If you spotted him at a bus stop, or even worse, noticed him following you down the street, you’d probably want to call the cops. When he’s “in character,” Winfried, the subject of Maren Ade’s Toni Erdmann, gives off distinctly weird vibes. In his ill-fitting black wig or simply wearing a pair of “overbite” fake teeth, the hulking, middle-aged man (played by actor Peter Simonischek) gives every indication of being seriously unhinged — especially when his adult daughter Ines (Sandra Hüller) is in the vicinity.
There’s a method to Winfried’s madness. As a dedicated, lonely single father with time on his hands, he craves more interaction with Ines, who works as a public relations consultant in various European locales. As a matter of fact, Winfried disapproves of Ines’ buttoned-down corporate existence, but can’t seem to pry her loose from her job long enough to talk her out of it. So he resorts to other means.
That involves trying on wigs, false teeth, odd costumes, even a full-body Bulgarian hairy-behemoth outfit, and then barging in on his daughter at the least appropriate moments — to him, they’re the most appropriate — in order to shock her out of her destructive lifestyle. In one of his guises he adopts the persona of “Toni Erdmann,” a smooth-talking (or so he thinks) party animal, and chats up women in cocktail lounges. Ines is naturally embarrassed by her father’s foolish antics, but, in the time-honored screwball-comic tradition, puts up with them long enough for director Ade’s screenplay to follow them into a bounty of awkward situations in Romania and Germany. A few reviewers have likened Winfried/Toni’s provocations to the work of the late performance artist Andy Kaufman. Shemp Howard, the “fourth Stooge,” is more like it.
Ines is not without foibles of her own. Aside from her abundant nervous tics, she’s in the habit of making unhealthy choices in romantic companions — such as the date who gets his kicks ejaculating onto a plate of petit-fours during a love session. As corporate as Ines tries to be, eventually her father’s gags — or could it be something in the genes? — begin to have an effect on her. They crash a random family’s Easter egg party and sing Whitney Houston’s “Greatest Love of All.” And then there’s the film’s piece-de-resistance, Ines’ “come naked or not at all” birthday party. Filmmaker Ade stages these tableaux not so much for their minimal slapstick frisson but for the maximum discomfort of all concerned.
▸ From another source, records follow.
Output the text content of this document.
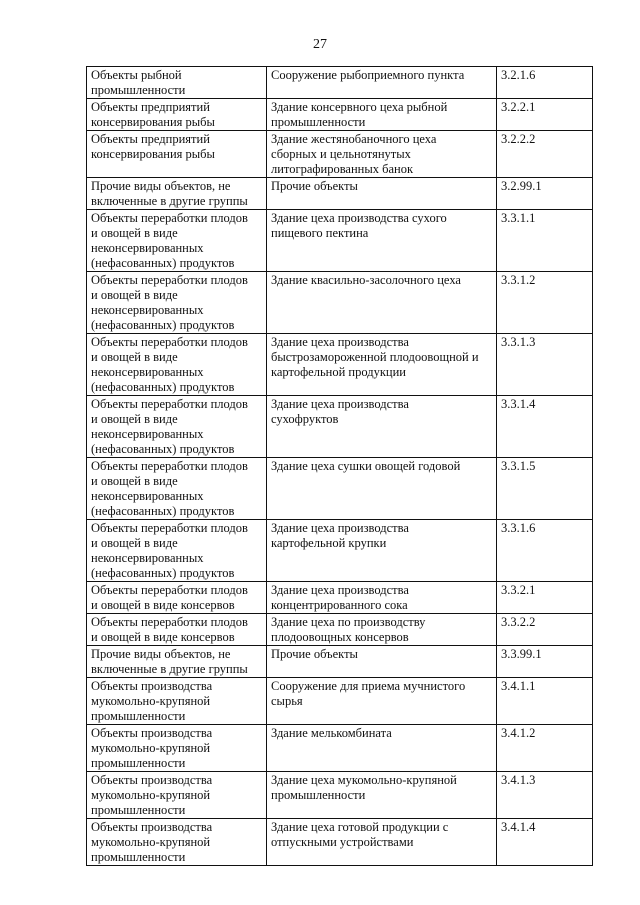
27
Объекты рыбной
промышленности	Сооружение рыбоприемного пункта	3.2.1.6
Объекты предприятий
консервирования рыбы	Здание консервного цеха рыбной
промышленности	3.2.2.1
Объекты предприятий
консервирования рыбы	Здание жестянобаночного цеха
сборных и цельнотянутых
литографированных банок	3.2.2.2
Прочие виды объектов, не
включенные в другие группы	Прочие объекты	3.2.99.1
Объекты переработки плодов
и овощей в виде
неконсервированных
(нефасованных) продуктов	Здание цеха производства сухого
пищевого пектина	3.3.1.1
Объекты переработки плодов
и овощей в виде
неконсервированных
(нефасованных) продуктов	Здание квасильно-засолочного цеха	3.3.1.2
Объекты переработки плодов
и овощей в виде
неконсервированных
(нефасованных) продуктов	Здание цеха производства
быстрозамороженной плодоовощной и
картофельной продукции	3.3.1.3
Объекты переработки плодов
и овощей в виде
неконсервированных
(нефасованных) продуктов	Здание цеха производства
сухофруктов	3.3.1.4
Объекты переработки плодов
и овощей в виде
неконсервированных
(нефасованных) продуктов	Здание цеха сушки овощей годовой	3.3.1.5
Объекты переработки плодов
и овощей в виде
неконсервированных
(нефасованных) продуктов	Здание цеха производства
картофельной крупки	3.3.1.6
Объекты переработки плодов
и овощей в виде консервов	Здание цеха производства
концентрированного сока	3.3.2.1
Объекты переработки плодов
и овощей в виде консервов	Здание цеха по производству
плодоовощных консервов	3.3.2.2
Прочие виды объектов, не
включенные в другие группы	Прочие объекты	3.3.99.1
Объекты производства
мукомольно-крупяной
промышленности	Сооружение для приема мучнистого
сырья	3.4.1.1
Объекты производства
мукомольно-крупяной
промышленности	Здание мелькомбината	3.4.1.2
Объекты производства
мукомольно-крупяной
промышленности	Здание цеха мукомольно-крупяной
промышленности	3.4.1.3
Объекты производства
мукомольно-крупяной
промышленности	Здание цеха готовой продукции с
отпускными устройствами	3.4.1.4
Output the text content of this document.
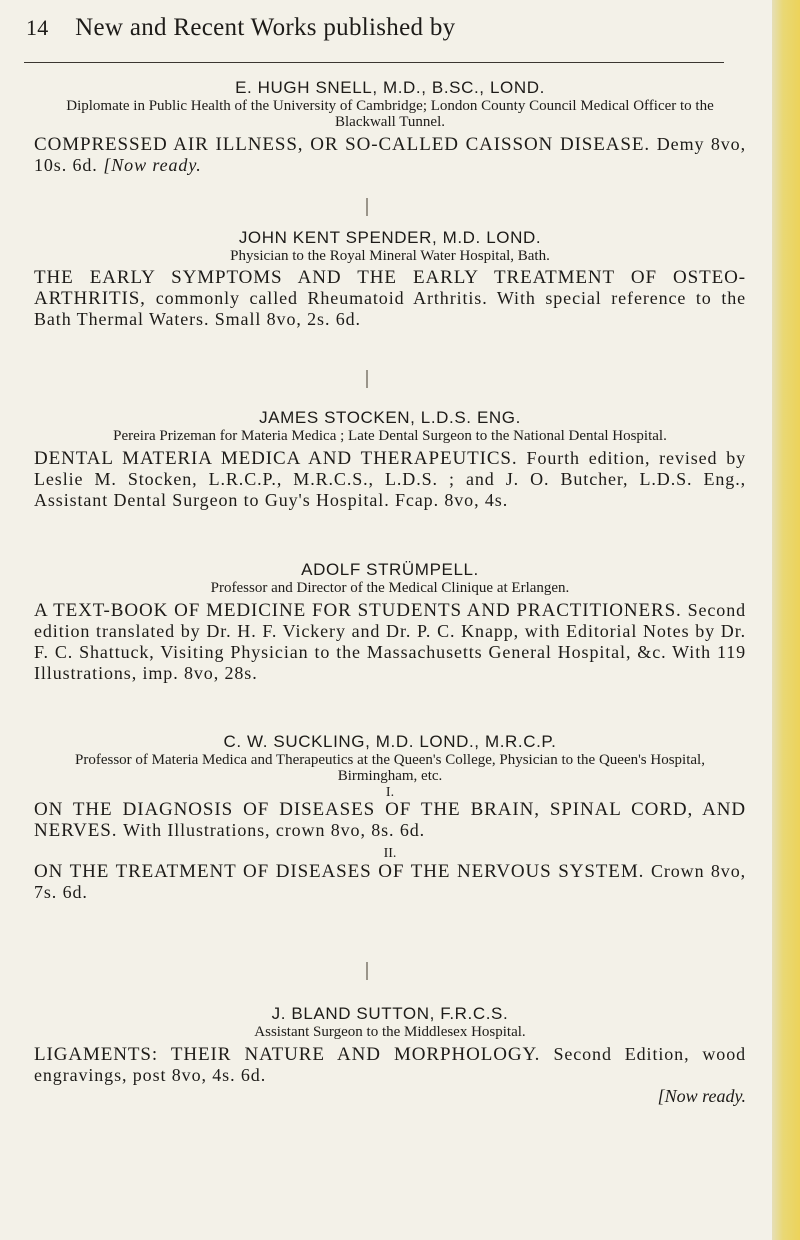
14 New and Recent Works published by
E. HUGH SNELL, M.D., B.SC., LOND.
Diplomate in Public Health of the University of Cambridge; London County Council Medical Officer to the Blackwall Tunnel.
COMPRESSED AIR ILLNESS, OR SO-CALLED CAISSON DISEASE. Demy 8vo, 10s. 6d. [Now ready.
JOHN KENT SPENDER, M.D. LOND.
Physician to the Royal Mineral Water Hospital, Bath.
THE EARLY SYMPTOMS AND THE EARLY TREATMENT OF OSTEO-ARTHRITIS, commonly called Rheumatoid Arthritis. With special reference to the Bath Thermal Waters. Small 8vo, 2s. 6d.
JAMES STOCKEN, L.D.S. ENG.
Pereira Prizeman for Materia Medica ; Late Dental Surgeon to the National Dental Hospital.
DENTAL MATERIA MEDICA AND THERAPEUTICS. Fourth edition, revised by Leslie M. Stocken, L.R.C.P., M.R.C.S., L.D.S. ; and J. O. Butcher, L.D.S. Eng., Assistant Dental Surgeon to Guy's Hospital. Fcap. 8vo, 4s.
ADOLF STRÜMPELL.
Professor and Director of the Medical Clinique at Erlangen.
A TEXT-BOOK OF MEDICINE FOR STUDENTS AND PRACTITIONERS. Second edition translated by Dr. H. F. Vickery and Dr. P. C. Knapp, with Editorial Notes by Dr. F. C. Shattuck, Visiting Physician to the Massachusetts General Hospital, &c. With 119 Illustrations, imp. 8vo, 28s.
C. W. SUCKLING, M.D. LOND., M.R.C.P.
Professor of Materia Medica and Therapeutics at the Queen's College, Physician to the Queen's Hospital, Birmingham, etc.
I.
ON THE DIAGNOSIS OF DISEASES OF THE BRAIN, SPINAL CORD, AND NERVES. With Illustrations, crown 8vo, 8s. 6d.
II.
ON THE TREATMENT OF DISEASES OF THE NERVOUS SYSTEM. Crown 8vo, 7s. 6d.
J. BLAND SUTTON, F.R.C.S.
Assistant Surgeon to the Middlesex Hospital.
LIGAMENTS: THEIR NATURE AND MORPHOLOGY. Second Edition, wood engravings, post 8vo, 4s. 6d.
[Now ready.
Austrian-born actor Simonischek, a veteran of German-language TV and movies, is positively termitic in the title role, gnawing away in the corner of practically every scene in the film and just barely staying on the right side of the line between burlesque comedy and shameless physical buffoonery. Hüller, meanwhile, does more with Ines’ quiet desperation than it at first appears. It takes us half the running time to recognize that the daughter is every bit as nutty as her dad.
Chalk that up to Ade’s easy familiarity with the absurd, in service of a feel-good-by-feeling-nutty scenario. The director’s careful observation of the stress between middle-class conventions and reality has been seen before, in her drily comic 2009 character study Everyone Else (Alle anderen). In that outing, the sandpaper-y irritations that turn bland people mean are on display in the story of an unhappy couple on vacation. In Toni Erdmann, the sandpaper is coated with honey and the protagonists only want to prove they’re right, on their way to ultimate family happiness. Keep that in mind when Winfried/Toni is lumbering through the park in his furry abominable snowman outfit.